Wednesday, December 21, 2011

Christmas: Of Joy and Sorrow

Why is it that Christmas can open a floodgate of emotion?

Memories seem stronger. Highs are higher. Lows are lower.

A universal flood of emotion ranging from the highest of highs to the darkest of lows seems to engulf. Inexplicable grace springs forth, newly unearthed retribution sprouts. A heart's dormant garden suddenly blooms its fruit.

Perhaps it's because our Lord's emotion was poured out on this day of gift giving.

Perhaps, just perhaps, as light was declared to divide the darkness with His utterance, and it shines from that day forth, this day, the day of his firstborn, was declared as His day of emotion. This was our Lord's decreed day of vengeance and forgiveness, anger and happiness, joy and sadness.

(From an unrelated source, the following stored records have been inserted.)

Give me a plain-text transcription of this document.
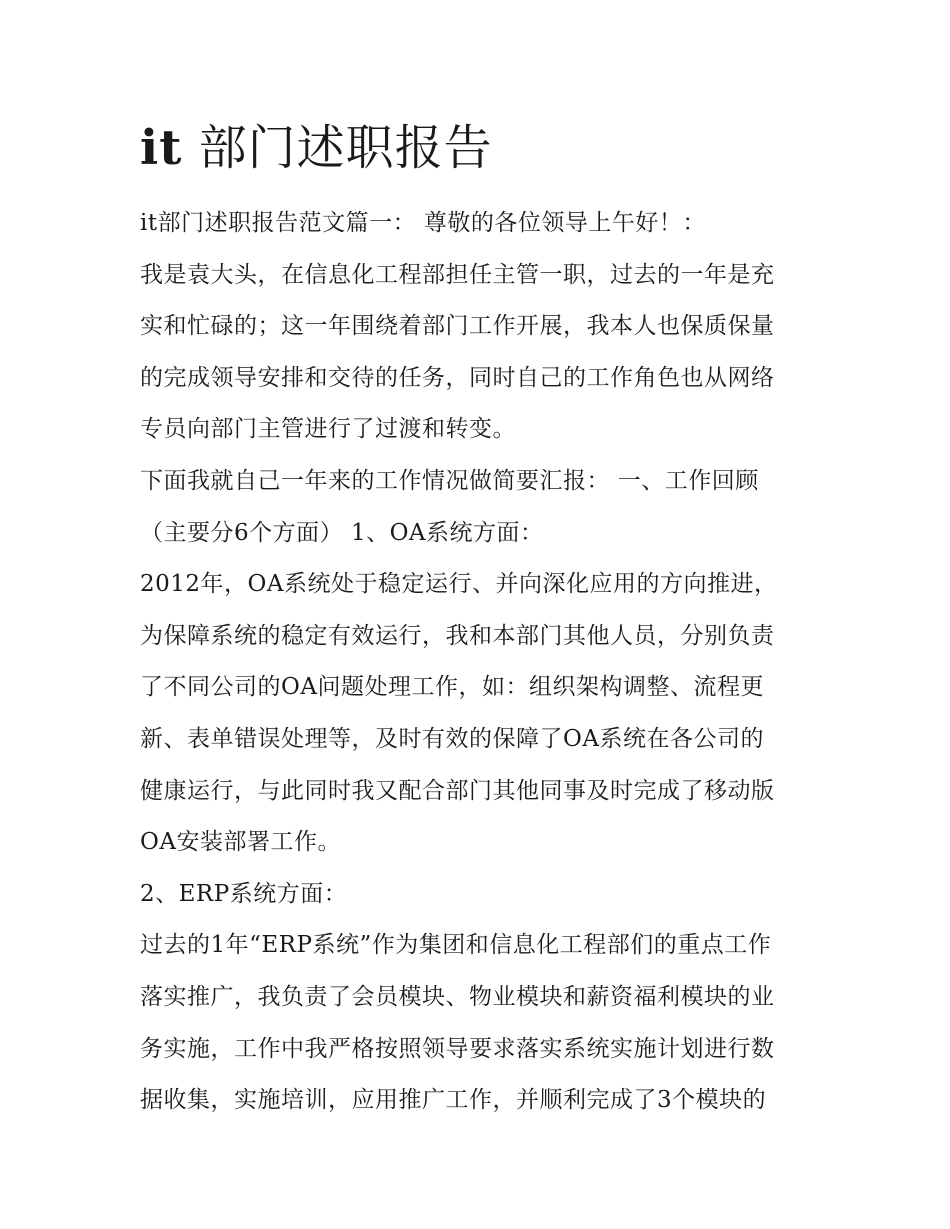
it 部门述职报告
it部门述职报告范文篇一： 尊敬的各位领导上午好！：
我是袁大头，在信息化工程部担任主管一职，过去的一年是充
实和忙碌的；这一年围绕着部门工作开展，我本人也保质保量
的完成领导安排和交待的任务，同时自己的工作角色也从网络
专员向部门主管进行了过渡和转变。
下面我就自己一年来的工作情况做简要汇报： 一、工作回顾
（主要分6个方面） 1、OA系统方面：
2012年，OA系统处于稳定运行、并向深化应用的方向推进，
为保障系统的稳定有效运行，我和本部门其他人员，分别负责
了不同公司的OA问题处理工作，如：组织架构调整、流程更
新、表单错误处理等，及时有效的保障了OA系统在各公司的
健康运行，与此同时我又配合部门其他同事及时完成了移动版
OA安装部署工作。
2、ERP系统方面：
过去的1年“ERP系统”作为集团和信息化工程部们的重点工作
落实推广，我负责了会员模块、物业模块和薪资福利模块的业
务实施，工作中我严格按照领导要求落实系统实施计划进行数
据收集，实施培训，应用推广工作，并顺利完成了3个模块的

Perhaps a flood of mixed emotion is showered upon us during this season.  He loved us and in acting upon that fathomless love, the child He named above all men was sent to us, but not without the knowledge of the unmeasured heartache that both He and His child would pay.

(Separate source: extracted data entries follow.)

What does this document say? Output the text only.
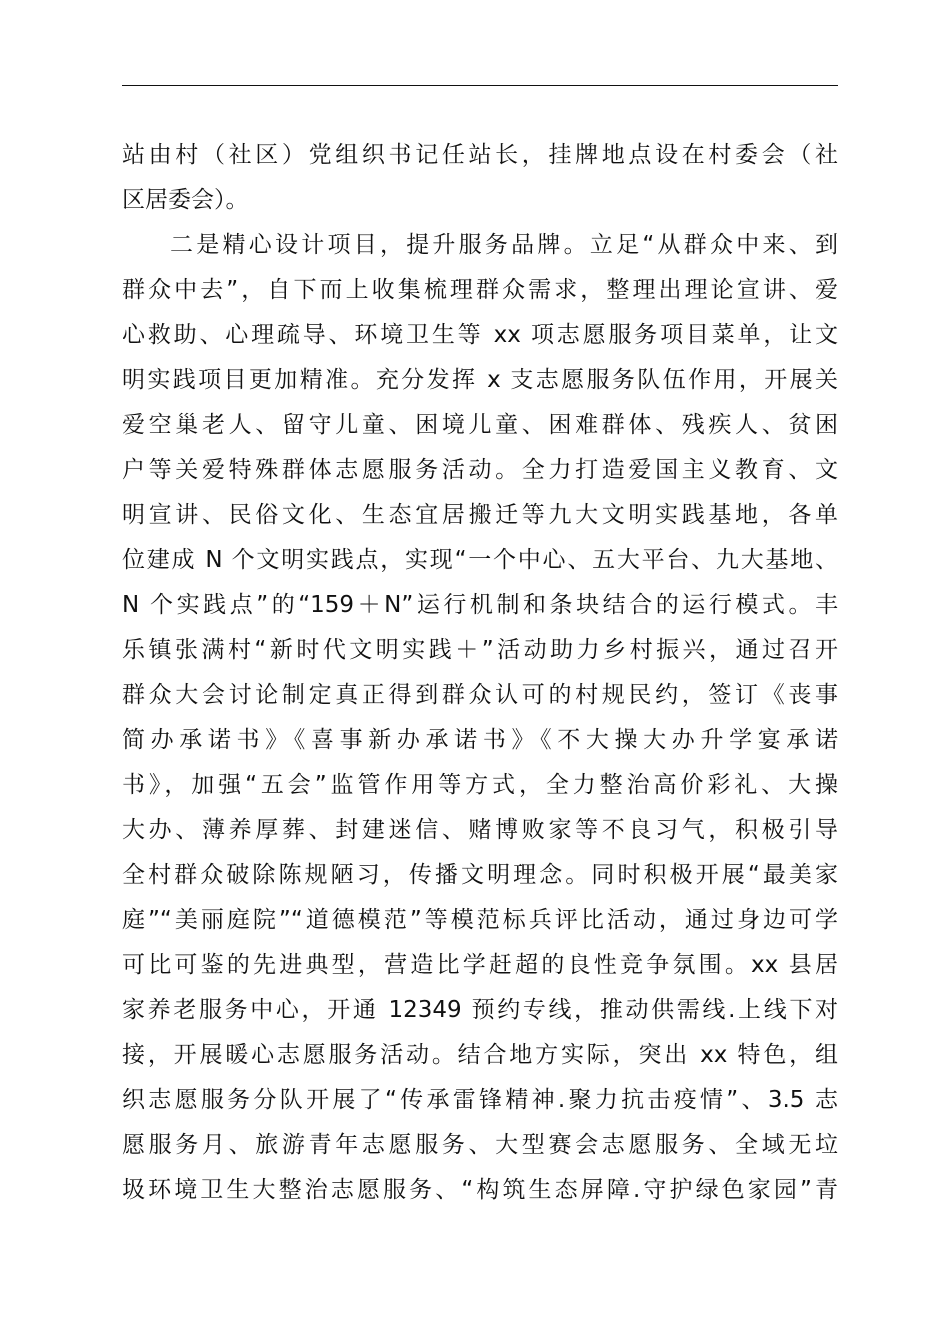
站由村（社区）党组织书记任站长，挂牌地点设在村委会（社
区居委会）。
二是精心设计项目，提升服务品牌。立足“从群众中来、到
群众中去”，自下而上收集梳理群众需求，整理出理论宣讲、爱
心救助、心理疏导、环境卫生等 xx 项志愿服务项目菜单，让文
明实践项目更加精准。充分发挥 x 支志愿服务队伍作用，开展关
爱空巢老人、留守儿童、困境儿童、困难群体、残疾人、贫困
户等关爱特殊群体志愿服务活动。全力打造爱国主义教育、文
明宣讲、民俗文化、生态宜居搬迁等九大文明实践基地，各单
位建成 N 个文明实践点，实现“一个中心、五大平台、九大基地、
N 个实践点”的“159＋N”运行机制和条块结合的运行模式。丰
乐镇张满村“新时代文明实践＋”活动助力乡村振兴，通过召开
群众大会讨论制定真正得到群众认可的村规民约，签订《丧事
简办承诺书》《喜事新办承诺书》《不大操大办升学宴承诺
书》，加强“五会”监管作用等方式，全力整治高价彩礼、大操
大办、薄养厚葬、封建迷信、赌博败家等不良习气，积极引导
全村群众破除陈规陋习，传播文明理念。同时积极开展“最美家
庭”“美丽庭院”“道德模范”等模范标兵评比活动，通过身边可学
可比可鉴的先进典型，营造比学赶超的良性竞争氛围。xx 县居
家养老服务中心，开通 12349 预约专线，推动供需线.上线下对
接，开展暖心志愿服务活动。结合地方实际，突出 xx 特色，组
织志愿服务分队开展了“传承雷锋精神.聚力抗击疫情”、3.5 志
愿服务月、旅游青年志愿服务、大型赛会志愿服务、全域无垃
圾环境卫生大整治志愿服务、“构筑生态屏障.守护绿色家园”青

Perhaps during this season we impassionately call Christmas, that emotion still pours out. It rains. It snows. Sprinkles upon all of us.

Perhaps this day is our Lord's one weakspot. Perhaps the remembrance of that day, for Him, causes both a wince and upturned lip.

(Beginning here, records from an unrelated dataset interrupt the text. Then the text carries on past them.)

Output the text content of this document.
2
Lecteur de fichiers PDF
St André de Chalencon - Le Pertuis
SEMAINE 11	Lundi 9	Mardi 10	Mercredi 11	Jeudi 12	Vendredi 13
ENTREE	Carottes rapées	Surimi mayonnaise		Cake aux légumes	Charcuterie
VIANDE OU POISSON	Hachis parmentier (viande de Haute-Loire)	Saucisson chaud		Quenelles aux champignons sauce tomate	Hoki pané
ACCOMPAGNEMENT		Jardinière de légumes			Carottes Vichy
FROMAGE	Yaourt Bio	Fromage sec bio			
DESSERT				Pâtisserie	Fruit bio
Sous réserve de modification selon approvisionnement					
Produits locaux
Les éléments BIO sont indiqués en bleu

How possible is it that He has forgotten that day?

I cannot be persuaded that our Lord does not have emotion.

I cannot be moved from the thought that this is both the most glorious of days and the saddest.

How worthy we must be in his eyes.

"I will punish my son that you might go free. My pure son. He has done no wrong. My firstborn. My only."

We've all had that freeze-frame moment. You've had it. Where, for however brief or long, the standstill of time blurts in, stops you in your mind, and you're halted, frozen, overcome by confusing clarity. A breath-taking instant of crystal vision you could not begin to describe to a sane other. A moment you cannot truly explain to yourself. 

It's the Lord's knock on the door of your intellect. And you're stripped of reasoning for a moment. A heaviness in your chest overcomes you and for a measured time you realize the world is larger than you.

It's His tear-bought embrace.

Hold on. Give in.

And then rejoice.

You're in his wings.

Monday, December 5, 2011

Psalms 2012: Children in the Playground


Help, I cried.
And there was no one to hear.
It was a silent voice, I know. A voice expressed in my eyes, a cry in the sag of my shoulders. Who could hear?
Who could decipher what I had, for so long, coded?

Sometimes the thought of giving up on people creeps in.
Sometimes the wonder of the worth of chores and labors of love seep into the once quieted mind's places, and just evaporate.
I wonder what my Lord felt while here on earth. I wonder what it was he felt when here, among us, trying to explain who he was to his creation.
Pain and humiliation began long before the cross.
How blind the blind! How prideful the turned away necks of the self-satisfied.
How satisfied we are with the now. How like children we are, in having the large portion of blocks! 'There are no more than these,' we say, with greedy, scooping arms. 'And there are no more to be had.' Ignorant of how wooden blocks are made.
Blind to the forest beyond where our playground lay.

Who will lead them?
Who will lead me?
No real help comes from men.
Friends offer but sincere condolences. Excuses drip from their lips.
Trust only in hearts turned toward God.